If you doubt it, ask the people inside the programs I explored. Here’s a quotation about the Penn State reporting from the York (PA) Daily Record, 8/26/2013:

"Reached this week, [Penn State Captain Mike] Mauti confirmed all of his quotes and verified the stories told through his eyes. ‘It's all true stuff,’ he said. ‘We lived it.’"

The book runs to more than 132,000 words, 352 pages, covering four programs in depth, plus Chicago, Notre Dame, Michigan State, the Big Ten and the NCAA -- from a century ago to the present. I interviewed several hundred people, compiled more than 1,500 pages of single-spaced, type-written notes, and filled a couple dozen reporters’ notebooks.

The result is a book dense with facts—two to four dozen on any given page, for a rough total of some 10,000 dates and places, names and numbers, and thousands of quotes.

But, as one of my mentors, the legendary University of Michigan, professor Sidney Fine, said, "There are no perfect books." No matter how hard we try, no matter how many expert readers review your copy, inevitably a few mistakes slip into the manuscript.

I immediately made three changes for the second printing (which is already shipping to stores) and the eBook.

 

  • Northwestern tailback Venric Mark is incorrectly identified as Mark Venric, which is what can happen when proofreaders in New York who are not familiar with Big Ten football go over your copy.
  • In the scene describing Jay Paterno’s outburst toward the Penn State players in the locker room, over a dozen players and staffers told me it occurred during the Nebraska game, the week after Sandusky was arrested. Not one person told me otherwise, so I had no reason to doubt it. (This is not the kind of fact you can Google.) When it came to my attention that it might have been the Illinois game, I immediately called up several players. They all still believed it was Nebraska. I wasn’t in that locker room, of course, and it turns out, based on the best assessment of the game situation and Drew Astorino’s recollection – which even he says is not 100-percent -- it probably was Illinois. Finding Astorino persuasive, I changed that – but it does not affect the point of the story.
  • Finally, in Athletic Director Dave Joyner’s outburst during the players-only meeting to decide whether to go to the TicketCity Bowl or not, he argued they should accept it for several reasons, including expected financial burdens, but obviously he did not know the NCAA would fine the program $60 million for the Sandusky scandal until the sanctions came down on the morning of Monday, July 23, 2012. An error of chronology, and that one is on me. I address Penn State’s NCAA sanctions a total of 34 times, on 28 different pages, from page 2 to page 339. My knowledge of what happened when, and how each penalty actually affected the program, is thorough. This fact appears earlier than it should. That’s been changed.

 

As for Snoop Dogg picking up Silas Redd in a limousine at the airport – which I mention in 14 words on page 3, and repeat on page 83 -- according to my notes, several Penn State players brought that up to me on August 28, and again on October 31, and others confirmed at various points during the season. As one player told me after the book published, "It was common knowledge." I stand by my reporting, and my sources.
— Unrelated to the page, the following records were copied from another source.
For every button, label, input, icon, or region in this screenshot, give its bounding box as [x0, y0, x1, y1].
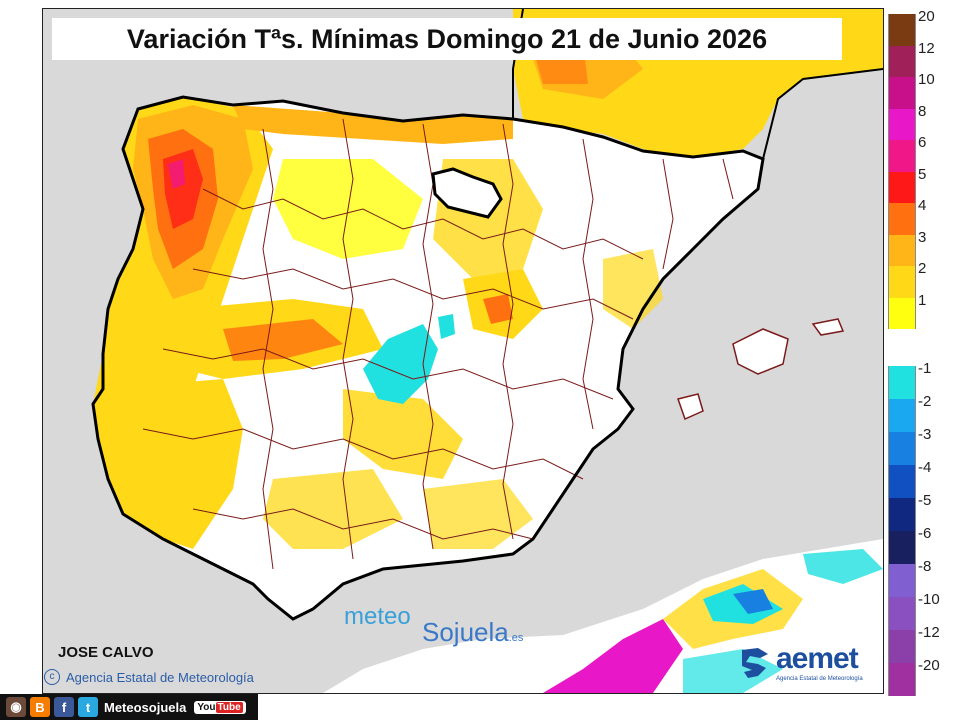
social-handle: Meteosojuela: [104, 699, 187, 715]
author-credit: JOSE CALVO: [58, 644, 154, 661]
la-rioja-outline: [431, 167, 503, 219]
legend-label: -12: [918, 624, 940, 641]
legend-label: -2: [918, 393, 932, 410]
aemet-mark-icon: [742, 648, 768, 678]
legend-swatch: [888, 366, 916, 399]
balearic-menorca: [811, 318, 845, 336]
balearic-ibiza: [677, 393, 704, 421]
watermark-suffix: .es: [508, 632, 524, 644]
legend-label: -5: [918, 492, 932, 509]
legend-swatch: [888, 171, 916, 203]
legend-label: -1: [918, 360, 932, 377]
map-frame: [42, 8, 884, 694]
legend-swatch: [888, 203, 916, 235]
legend-label: 12: [918, 39, 935, 57]
legend-swatch: [888, 597, 916, 630]
temperature-anomaly-map: [91, 9, 883, 693]
coastline: [91, 95, 765, 621]
legend-swatch: [888, 77, 916, 109]
copyright-notice: c Agencia Estatal de Meteorología: [44, 669, 254, 685]
copyright-icon: c: [44, 669, 60, 685]
legend-swatch: [888, 432, 916, 465]
legend-label: -8: [918, 558, 932, 575]
map-title: Variación Tªs. Mínimas Domingo 21 de Jun…: [126, 23, 768, 54]
legend-label: -20: [918, 657, 940, 674]
legend-label: 8: [918, 102, 927, 120]
title-box: Variación Tªs. Mínimas Domingo 21 de Jun…: [52, 18, 842, 60]
legend-swatch: [888, 140, 916, 172]
legend-label: 4: [918, 197, 927, 214]
instagram-icon[interactable]: ◉: [6, 697, 26, 717]
watermark-part2: Sojuela: [422, 617, 509, 647]
legend-swatch: [888, 630, 916, 663]
legend-swatch: [888, 663, 916, 696]
legend-swatch: [888, 498, 916, 531]
blogger-icon[interactable]: B: [30, 697, 50, 717]
aemet-name: aemet: [776, 642, 859, 675]
legend-label: 2: [918, 260, 927, 277]
color-legend: 20 12 10 8 6 5 4 3 2 1 -1 -2 -3 -4 -5 -6 -8 -10 -12 -20: [888, 8, 956, 696]
legend-swatch: [888, 297, 916, 329]
legend-label: 3: [918, 228, 927, 246]
legend-swatch: [888, 531, 916, 564]
legend-swatch: [888, 564, 916, 597]
copyright-text: Agencia Estatal de Meteorología: [66, 669, 254, 685]
province-borders: [142, 118, 734, 570]
legend-label: 6: [918, 134, 927, 151]
legend-label: -6: [918, 525, 932, 542]
aemet-logo: aemet Agencia Estatal de Meteorología: [736, 640, 876, 688]
legend-swatch: [888, 465, 916, 498]
aemet-subtitle: Agencia Estatal de Meteorología: [776, 676, 863, 682]
legend-label: -4: [918, 459, 932, 476]
legend-label: -10: [918, 591, 940, 608]
legend-swatch: [888, 108, 916, 140]
watermark-part1: meteo: [344, 603, 411, 630]
legend-swatch: [888, 45, 916, 77]
meteosojuela-watermark: meteo Sojuela.es: [344, 603, 523, 647]
youtube-icon[interactable]: You Tube: [194, 700, 246, 714]
youtube-you: You: [197, 701, 216, 713]
legend-label: 20: [918, 8, 935, 25]
social-bar: ◉ B f t Meteosojuela You Tube: [0, 694, 258, 720]
legend-swatch: [888, 14, 916, 46]
legend-label: 10: [918, 71, 935, 88]
legend-label: 5: [918, 165, 927, 183]
balearic-mallorca: [732, 328, 789, 375]
legend-swatch: [888, 266, 916, 298]
facebook-icon[interactable]: f: [54, 697, 74, 717]
legend-swatch: [888, 399, 916, 432]
twitter-icon[interactable]: t: [78, 697, 98, 717]
legend-label: 1: [918, 291, 927, 309]
youtube-tube: Tube: [215, 701, 243, 713]
legend-swatch: [888, 234, 916, 266]
legend-label: -3: [918, 426, 932, 443]
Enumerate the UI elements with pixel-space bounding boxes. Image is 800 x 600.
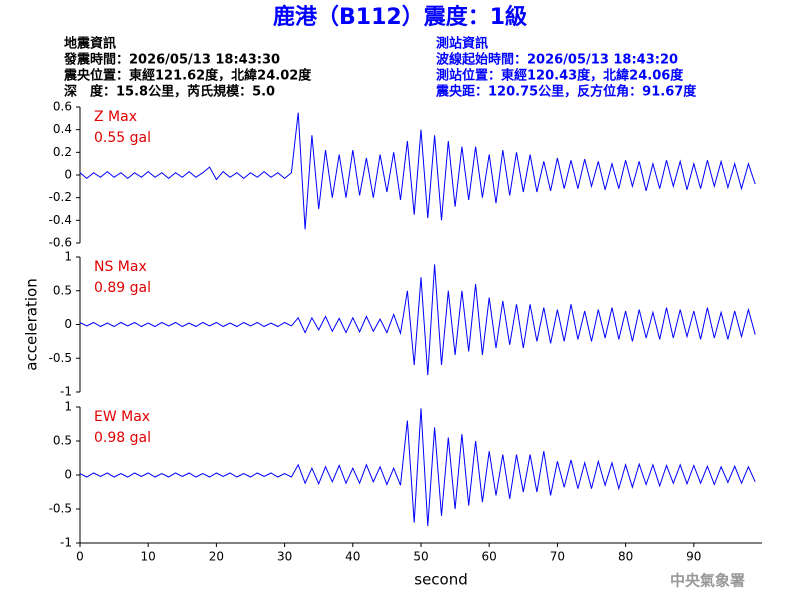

I’ve been doing this work for over two decades, writing for The Wall Street Journal, The New York Times, Sports Illustrated, ESPN Magazine, and a couple dozen other national publications, in addition to producing six respected books. I do everything I can to ensure you are not only getting a compelling story, but a true one.

Is it a perfect book? No, it is not – like every other book ever published.

But is it a serious work of painstaking research and writing you can trust? Absolutely.

I hope you enjoy reading it as much as I enjoyed writing it.